A Guide to the Family Salamandridae

Mole Salamanders and Axolotl (Ambystomatidae: 35 species)

An exclusively N. American family, if one considers Mexico to be part of N. America. Mattison considers this group to be the rough equivalent of the European-centred Salamandridae, although he points out that in their aquatic phase the various Ambystomatidae species do not develop aquatic characteristics as do the newts. Neoteny is not unusual in this family, the most obvious example being the Axolotl.

A Brief Look at the Family Ambystomatidae

Pacific Giant Salamanders (Dicamptodontidae: 8 species)

A recently created family whose members were formerly considered part of the Ambystomatidae. There are two genera. All 8 species live in cool mountain streams on the northwest coast of North America.

Lungless Salamanders (Plethodontidae: 245 species)

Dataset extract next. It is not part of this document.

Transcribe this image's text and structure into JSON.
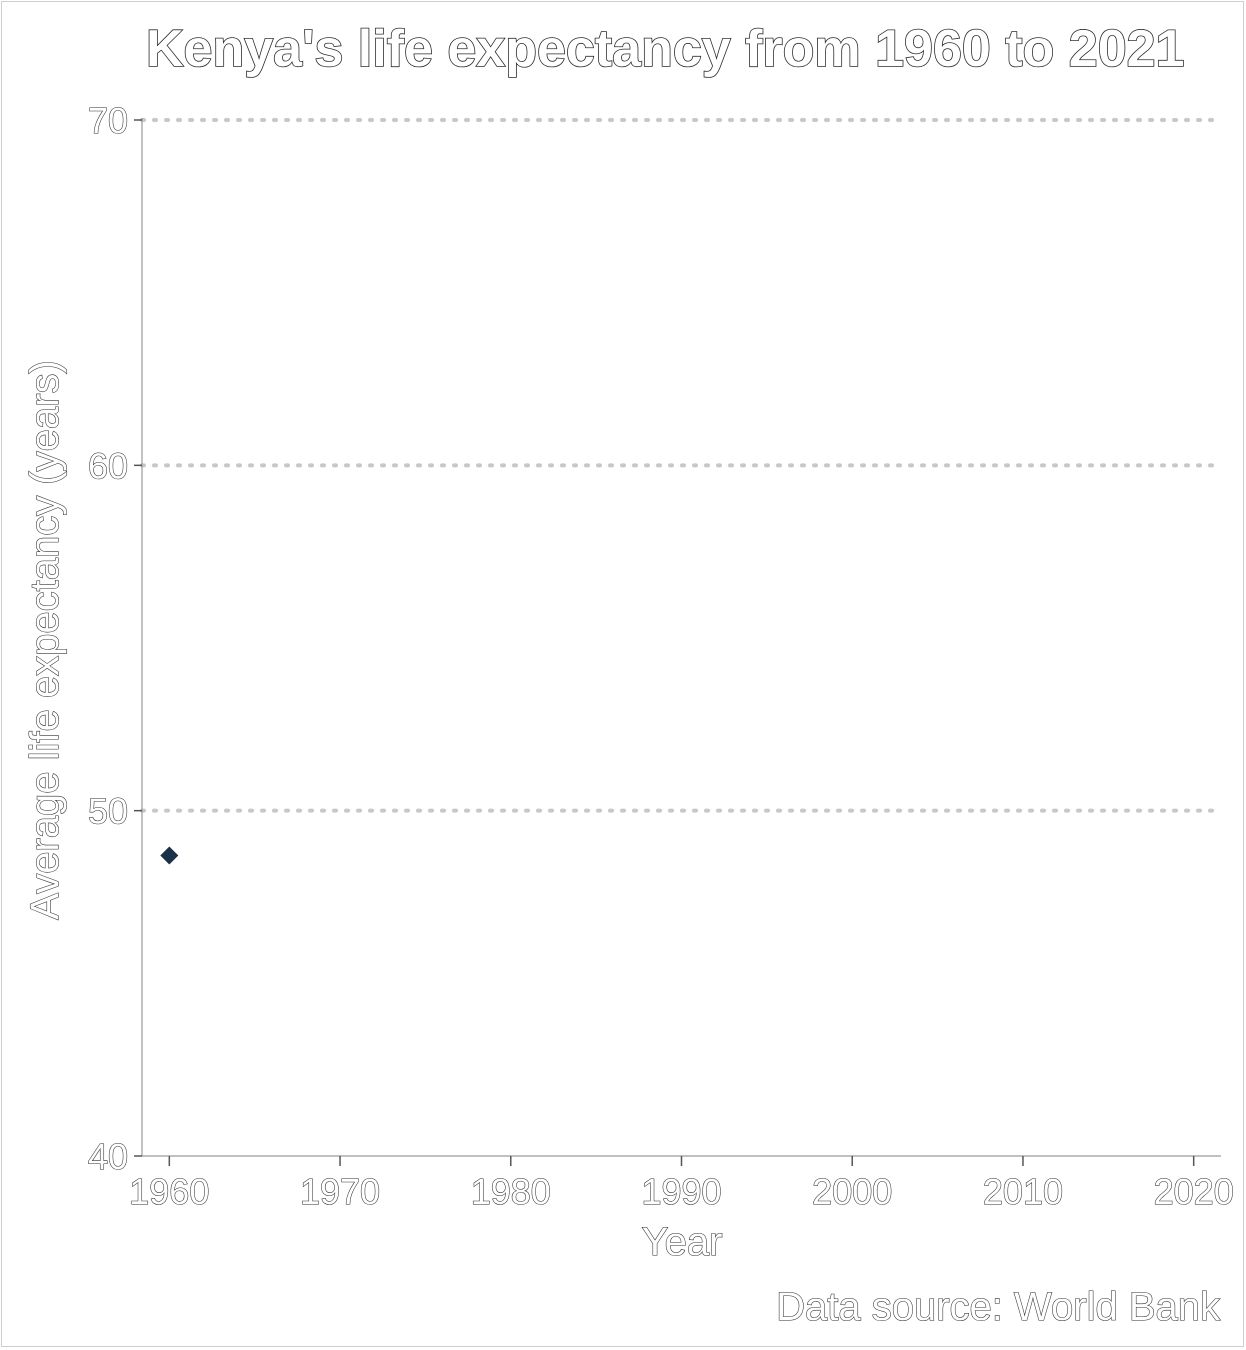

This is the largest family of the Class Urodela, with the majority occurring in North America. As their name implies, they respire through their skin and do not possess true lungs. Most are terrestrial, but the S. American genus Bolitoglossa is arboreal. There are two species of this family in Europe. In N. America particularly, several species are cave or underground water dwellers.

A Brief Look at the Family Plethodontidae

Amphiumas (Amphiumidae: 3 species)

Similar to the above, both in their N. American distribution and general body shape, except that the Amphiumidae (aka "Congo Eels") have four small, almost vestigial limbs, and lack the external gills of the Sirenidae. The three species are distinguished from one another by the number of toes on each limb: one, two or three. All are almost totally aquatic.

A Brief Look at the Family Amphiumidae

Proteids (Proteidae: 6 species)

An unusual family, comprising two genera, one of the mudpuppies (5 species) and the other the single species of Olm. All have external gills and lungs (in the Olm, only in the adults) and are aquatic.

Suborder Sirenoidea

Sirens (Sirenidae: 3 species)

Another entirely N. American family. The three species resemble eels with very small forelimbs, no hindlimbs and external gills. The two larger species grow to 2-2½ ft respectively, although the smaller is only about 6" long. They are all totally aquatic. Little else is known about this family, and there is obviously room for amateur herpetologists to make a contribution to our stock of knowledge here.